Three cheers for young punks! MOB productions are some recent grads putting on and starring in some play they saw once in England and really liked, and I think that's somehow adorable. It helps that I also really liked the play. "The Age of Consent" is just two enticing tabloid characters-- the stage mom who lets bad things happen to her daughter and the teenage former thrill killer-- talking to us. Thematically rather than dramatically linked. And I could parse out the various threads that tie them together, but more important: two great stories. I mean, it's awful and tawdry, but these are the narratives that fascinate us. Might as well enjoy them in a play that's sensitive and aware.

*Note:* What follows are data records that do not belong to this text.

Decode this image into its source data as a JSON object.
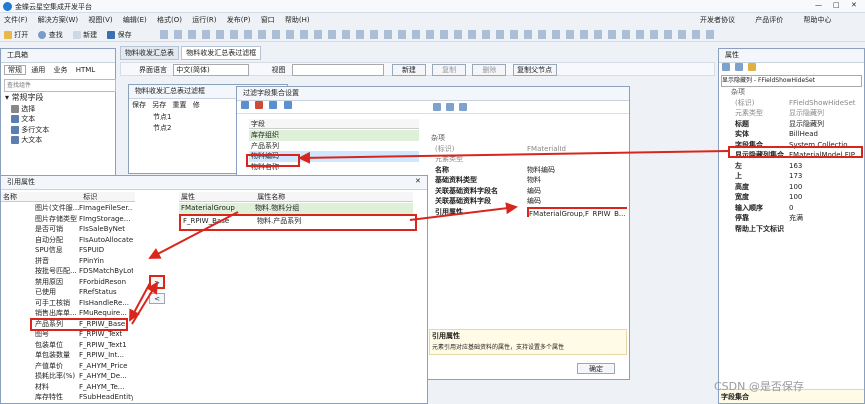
{
  "app_title": "金蝶云星空集成开发平台",
  "menu": [
    "文件(F)",
    "解决方案(W)",
    "视图(V)",
    "编辑(E)",
    "格式(O)",
    "运行(R)",
    "发布(P)",
    "窗口",
    "帮助(H)"
  ],
  "menu_right": [
    "开发者协议",
    "产品评价",
    "帮助中心"
  ],
  "toolbar": [
    "打开",
    "查找",
    "新建",
    "保存"
  ],
  "toolbox": {
    "title": "工具箱",
    "tabs": [
      "常规",
      "通用",
      "业务",
      "HTML"
    ],
    "search_placeholder": "查找组件",
    "group": "常规字段",
    "items": [
      "选择",
      "文本",
      "多行文本",
      "大文本"
    ]
  },
  "doc_tabs": [
    "物料收发汇总表",
    "物料收发汇总表过滤框"
  ],
  "lang_bar": {
    "label": "界面语言",
    "value": "中文(简体)",
    "view_label": "视图",
    "buttons": [
      "新建",
      "复制",
      "删除",
      "复制父节点"
    ]
  },
  "filter_win": {
    "title": "物料收发汇总表过滤框",
    "toolbar": [
      "保存",
      "另存",
      "重置",
      "修"
    ],
    "tree": [
      "节点1",
      "节点2"
    ]
  },
  "fieldset_dialog": {
    "title": "过滤字段集合设置",
    "column": "字段",
    "rows": [
      "库存组织",
      "产品系列",
      "物料编码",
      "物料名称"
    ],
    "section": "杂项",
    "props": [
      [
        "(标识)",
        "FMaterialId"
      ],
      [
        "元素类型",
        ""
      ],
      [
        "名称",
        "物料编码"
      ],
      [
        "基础资料类型",
        "物料"
      ],
      [
        "关联基础资料字段名",
        "编码"
      ],
      [
        "关联基础资料字段",
        "编码"
      ],
      [
        "引用属性",
        "FMaterialGroup,F_RPIW_B..."
      ]
    ],
    "desc_title": "引用属性",
    "desc": "元素引用对应基础资料的属性，支持设置多个属性",
    "ok": "确定"
  },
  "ref_dialog": {
    "title": "引用属性",
    "left_headers": [
      "名称",
      "标识"
    ],
    "left_rows": [
      [
        "图片(文件服...",
        "FImageFileSer..."
      ],
      [
        "图片存储类型",
        "FImgStorage..."
      ],
      [
        "是否可销",
        "FIsSaleByNet"
      ],
      [
        "自动分配",
        "FIsAutoAllocate"
      ],
      [
        "SPU信息",
        "FSPUID"
      ],
      [
        "拼音",
        "FPinYin"
      ],
      [
        "按批号匹配...",
        "FDSMatchByLot"
      ],
      [
        "禁用原因",
        "FForbidReson"
      ],
      [
        "已使用",
        "FRefStatus"
      ],
      [
        "可手工核销",
        "FIsHandleRe..."
      ],
      [
        "销售出库单...",
        "FMuRequire..."
      ],
      [
        "产品系列",
        "F_RPIW_Base"
      ],
      [
        "图号",
        "F_RPIW_Text"
      ],
      [
        "包装单位",
        "F_RPIW_Text1"
      ],
      [
        "单包装数量",
        "F_RPIW_Int..."
      ],
      [
        "产值单价",
        "F_AHYM_Price"
      ],
      [
        "损耗比率(%)",
        "F_AHYM_De..."
      ],
      [
        "材料",
        "F_AHYM_Te..."
      ],
      [
        "库存特性",
        "FSubHeadEntity"
      ]
    ],
    "right_headers": [
      "属性",
      "属性名称"
    ],
    "right_rows": [
      [
        "FMaterialGroup",
        "物料.物料分组"
      ],
      [
        "F_RPIW_Base",
        "物料.产品系列"
      ]
    ],
    "add_btn": ">",
    "remove_btn": "<"
  },
  "properties": {
    "title": "属性",
    "selector": "显示隐藏列 - FFieldShowHideSet",
    "section": "杂项",
    "rows": [
      [
        "(标识)",
        "FFieldShowHideSet"
      ],
      [
        "元素类型",
        "显示隐藏列"
      ],
      [
        "标题",
        "显示隐藏列"
      ],
      [
        "实体",
        "BillHead"
      ],
      [
        "字段集合",
        "System.Collectio..."
      ],
      [
        "显示隐藏列集合",
        "FMaterialModel,FIP..."
      ],
      [
        "左",
        "163"
      ],
      [
        "上",
        "173"
      ],
      [
        "高度",
        "100"
      ],
      [
        "宽度",
        "100"
      ],
      [
        "输入顺序",
        "0"
      ],
      [
        "停靠",
        "充满"
      ],
      [
        "帮助上下文标识",
        ""
      ]
    ],
    "footer": "字段集合"
  },
  "watermark": "CSDN @是否保存"
}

The two young punks aren't bad either. Alex Goodman looks intensely like John Cusack, and there is something damnably hot about a tortured, cloistered, juvi-hall educated, vulnerable convict who looks like John Cusack. Lauren Van Kurin has the tougher job, the less sympathetic character (I like you less than a murderer, Stephanie!). 'Gym-Slip Mummy' Stephanie, at 25, is technically within Van Kurin's age range, but she's so frickin' rough and ill used that I still felt baby-faced Van Kurin was too young. They both did a fine job carrying their halves of the play- each doing what amounts to a one-act monologue, in dialect no less. And jeeze- not perfect, but I was impressed. At several points, I felt like crying.

Note- credit card commercials can make me CRY. Making me feel like crying-- as opposed to reaching into my lizard brain and flipping the switch for the waterworks-- is a job for capital-A Art.

Final notes. Laughs. Cozy recognition of English stuff from my year abroad. (Did the other people in the audience know about Panto? Did they realize that MandS Junior Lingerie modeling isn't as bad as it sounds? Do they know how terrible the Sun is?)

The Venue: Stage Left. Tiny and weird. Trains-a-go-go, but I think they are atmospheric. A bigger problem- the only bathroom is backstage.

The set up for AofC was not quite right. Two quarters seating, with everything oriented towards the shorter end. There was a single couch, placed so that when a woman in a particular front row seat crosses her legs she blocks passage for the actors. Of course, a woman in wedges did this when I went to see the play, forcing the actors to subway shuffle past her at least three times per monologue. MOVE THE COUCH OR BLOCK THE SEAT.